In den Augen von Daniel Froschauer, Vorstand der Wiener Philharmoniker, ist das Neujahrskonzert ein Prozess ohne Ende, ein Ereignis ohne Beteiligung von Frauen, allein dadurch ein ewiges Werden. Die aktuelle Ausgabe im Goldenen Saal des Wiener Musikvereins enthielt süß abgeschmeckte "Wiener Bonbons" (Walzer-Titel von Johann Strauß Sohn). Sogar eine Quadrille von Anton Bruckner machte man 50 Millionen Zuhörern in aller Welt zum Geschenk. Doch auch diesmal: weit und breit kein Platz für ein "weibliches" Musikstück, eine Komposition aus der Feder einer Frau.
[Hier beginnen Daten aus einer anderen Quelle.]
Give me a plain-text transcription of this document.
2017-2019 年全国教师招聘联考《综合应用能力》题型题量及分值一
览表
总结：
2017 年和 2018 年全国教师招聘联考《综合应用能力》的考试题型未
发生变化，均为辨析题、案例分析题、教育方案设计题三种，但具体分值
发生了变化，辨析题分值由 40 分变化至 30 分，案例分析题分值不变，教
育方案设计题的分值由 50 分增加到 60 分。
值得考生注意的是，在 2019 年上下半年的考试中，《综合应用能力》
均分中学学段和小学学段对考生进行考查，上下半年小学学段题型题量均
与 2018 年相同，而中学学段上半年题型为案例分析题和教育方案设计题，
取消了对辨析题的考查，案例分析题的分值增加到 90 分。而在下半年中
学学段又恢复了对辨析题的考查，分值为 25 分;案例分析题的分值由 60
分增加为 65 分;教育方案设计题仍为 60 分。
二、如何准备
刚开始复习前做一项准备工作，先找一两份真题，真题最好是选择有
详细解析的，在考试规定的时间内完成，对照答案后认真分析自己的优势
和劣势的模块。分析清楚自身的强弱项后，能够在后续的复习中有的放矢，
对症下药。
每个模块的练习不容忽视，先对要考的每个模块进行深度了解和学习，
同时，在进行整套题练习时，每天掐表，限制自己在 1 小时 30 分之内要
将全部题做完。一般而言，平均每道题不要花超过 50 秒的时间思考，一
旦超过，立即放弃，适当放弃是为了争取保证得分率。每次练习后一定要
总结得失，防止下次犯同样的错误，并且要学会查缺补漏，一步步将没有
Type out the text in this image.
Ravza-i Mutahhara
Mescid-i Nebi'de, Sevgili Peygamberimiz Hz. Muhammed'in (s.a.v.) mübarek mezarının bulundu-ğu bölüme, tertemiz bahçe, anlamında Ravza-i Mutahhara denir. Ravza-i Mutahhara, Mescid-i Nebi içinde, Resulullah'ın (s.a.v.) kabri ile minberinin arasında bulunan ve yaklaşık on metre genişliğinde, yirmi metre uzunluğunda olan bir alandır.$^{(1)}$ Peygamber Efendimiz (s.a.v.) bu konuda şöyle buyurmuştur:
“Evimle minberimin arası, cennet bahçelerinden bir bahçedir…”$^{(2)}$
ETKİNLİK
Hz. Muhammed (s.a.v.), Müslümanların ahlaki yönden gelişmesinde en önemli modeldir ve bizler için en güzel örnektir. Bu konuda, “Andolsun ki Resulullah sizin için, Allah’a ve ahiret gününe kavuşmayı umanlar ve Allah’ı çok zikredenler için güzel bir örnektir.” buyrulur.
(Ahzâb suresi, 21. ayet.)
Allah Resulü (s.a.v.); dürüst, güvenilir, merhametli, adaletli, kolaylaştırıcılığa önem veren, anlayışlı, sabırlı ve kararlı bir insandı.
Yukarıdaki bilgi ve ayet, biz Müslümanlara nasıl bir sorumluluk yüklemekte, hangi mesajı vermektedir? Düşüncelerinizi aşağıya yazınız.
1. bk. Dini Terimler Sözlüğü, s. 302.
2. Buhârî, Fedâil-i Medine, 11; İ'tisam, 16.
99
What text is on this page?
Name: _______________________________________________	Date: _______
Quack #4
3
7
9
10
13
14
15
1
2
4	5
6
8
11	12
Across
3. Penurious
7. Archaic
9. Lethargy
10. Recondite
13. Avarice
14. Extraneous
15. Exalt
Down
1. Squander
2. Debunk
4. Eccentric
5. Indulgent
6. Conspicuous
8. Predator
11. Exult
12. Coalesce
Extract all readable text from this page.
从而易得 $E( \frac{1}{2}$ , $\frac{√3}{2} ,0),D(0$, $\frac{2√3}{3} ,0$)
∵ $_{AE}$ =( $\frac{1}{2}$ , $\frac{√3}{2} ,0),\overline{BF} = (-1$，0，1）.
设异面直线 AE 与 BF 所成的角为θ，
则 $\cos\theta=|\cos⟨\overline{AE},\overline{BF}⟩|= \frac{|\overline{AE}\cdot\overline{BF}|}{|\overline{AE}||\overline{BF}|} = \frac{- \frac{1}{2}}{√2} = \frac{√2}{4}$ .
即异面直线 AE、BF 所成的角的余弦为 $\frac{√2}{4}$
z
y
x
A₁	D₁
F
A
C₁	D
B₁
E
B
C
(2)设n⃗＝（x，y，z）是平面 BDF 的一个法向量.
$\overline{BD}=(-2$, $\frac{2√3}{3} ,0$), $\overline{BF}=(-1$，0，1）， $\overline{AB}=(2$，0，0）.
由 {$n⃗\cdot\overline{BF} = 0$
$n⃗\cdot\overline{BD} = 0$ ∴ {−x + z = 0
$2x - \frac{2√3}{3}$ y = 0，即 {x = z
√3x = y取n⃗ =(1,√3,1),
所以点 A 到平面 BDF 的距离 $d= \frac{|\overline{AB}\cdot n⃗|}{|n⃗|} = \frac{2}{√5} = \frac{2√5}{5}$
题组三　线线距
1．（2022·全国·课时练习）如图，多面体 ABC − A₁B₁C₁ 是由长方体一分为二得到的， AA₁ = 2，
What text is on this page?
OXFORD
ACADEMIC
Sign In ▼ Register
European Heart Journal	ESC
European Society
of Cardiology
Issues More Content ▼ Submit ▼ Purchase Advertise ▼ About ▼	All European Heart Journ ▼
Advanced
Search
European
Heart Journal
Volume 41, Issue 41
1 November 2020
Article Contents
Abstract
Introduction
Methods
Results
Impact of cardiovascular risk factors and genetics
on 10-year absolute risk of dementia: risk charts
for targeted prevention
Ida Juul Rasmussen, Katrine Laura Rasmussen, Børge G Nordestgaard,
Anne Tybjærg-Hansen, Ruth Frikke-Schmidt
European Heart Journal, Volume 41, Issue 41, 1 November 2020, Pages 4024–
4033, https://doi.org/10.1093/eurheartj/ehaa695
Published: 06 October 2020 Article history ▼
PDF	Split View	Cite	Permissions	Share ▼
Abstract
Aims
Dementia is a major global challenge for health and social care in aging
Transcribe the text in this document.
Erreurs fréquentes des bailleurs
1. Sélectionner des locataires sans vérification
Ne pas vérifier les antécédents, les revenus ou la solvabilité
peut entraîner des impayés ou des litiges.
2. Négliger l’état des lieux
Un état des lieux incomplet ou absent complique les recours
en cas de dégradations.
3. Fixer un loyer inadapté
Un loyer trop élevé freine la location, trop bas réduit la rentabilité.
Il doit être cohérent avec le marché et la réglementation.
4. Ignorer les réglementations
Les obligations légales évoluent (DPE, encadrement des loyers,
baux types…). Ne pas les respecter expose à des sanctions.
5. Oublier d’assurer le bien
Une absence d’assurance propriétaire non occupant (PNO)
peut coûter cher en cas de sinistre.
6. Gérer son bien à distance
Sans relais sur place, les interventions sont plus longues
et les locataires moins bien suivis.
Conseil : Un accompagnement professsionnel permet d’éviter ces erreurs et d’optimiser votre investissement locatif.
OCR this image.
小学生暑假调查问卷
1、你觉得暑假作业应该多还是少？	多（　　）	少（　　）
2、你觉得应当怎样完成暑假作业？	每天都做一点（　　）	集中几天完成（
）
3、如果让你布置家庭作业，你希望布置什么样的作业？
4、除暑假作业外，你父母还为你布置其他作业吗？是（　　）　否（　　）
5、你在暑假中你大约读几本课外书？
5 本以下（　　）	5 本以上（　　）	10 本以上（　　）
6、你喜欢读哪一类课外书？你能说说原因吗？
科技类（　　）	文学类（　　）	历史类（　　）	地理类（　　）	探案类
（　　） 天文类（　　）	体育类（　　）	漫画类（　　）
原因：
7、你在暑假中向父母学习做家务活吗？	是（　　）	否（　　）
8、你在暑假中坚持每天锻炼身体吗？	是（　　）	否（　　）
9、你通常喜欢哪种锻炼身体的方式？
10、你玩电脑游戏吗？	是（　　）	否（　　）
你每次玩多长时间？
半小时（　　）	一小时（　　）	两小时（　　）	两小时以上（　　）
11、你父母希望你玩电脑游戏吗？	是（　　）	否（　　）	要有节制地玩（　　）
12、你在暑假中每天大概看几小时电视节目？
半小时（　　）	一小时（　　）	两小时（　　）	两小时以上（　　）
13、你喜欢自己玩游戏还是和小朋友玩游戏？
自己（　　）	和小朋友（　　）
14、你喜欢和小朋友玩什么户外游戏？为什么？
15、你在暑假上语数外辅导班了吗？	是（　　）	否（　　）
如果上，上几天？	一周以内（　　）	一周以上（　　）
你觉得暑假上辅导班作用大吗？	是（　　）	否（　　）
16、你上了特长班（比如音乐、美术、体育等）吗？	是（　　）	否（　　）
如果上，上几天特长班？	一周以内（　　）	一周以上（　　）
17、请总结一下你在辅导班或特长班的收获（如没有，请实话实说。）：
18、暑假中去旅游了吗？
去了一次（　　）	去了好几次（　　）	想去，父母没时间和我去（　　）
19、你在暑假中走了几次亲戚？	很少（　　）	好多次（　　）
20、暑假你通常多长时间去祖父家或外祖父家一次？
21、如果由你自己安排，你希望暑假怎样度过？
Wie sagte Froschauer kurz vor dem Konzert? Die Suche nach einem solchen Stück sei "im Werden". Für ihr Neujahrskonzert komme den Philharmonikern alles gelegen, "was das Programm auflockert". Und so verströmte Froschauers Einlassung zur Frauenfrage das herb-würzige Aroma von Ignoranz und Herablassung. Man wolle sich Geduld auferlegen. "Eine Frage der Qualität!"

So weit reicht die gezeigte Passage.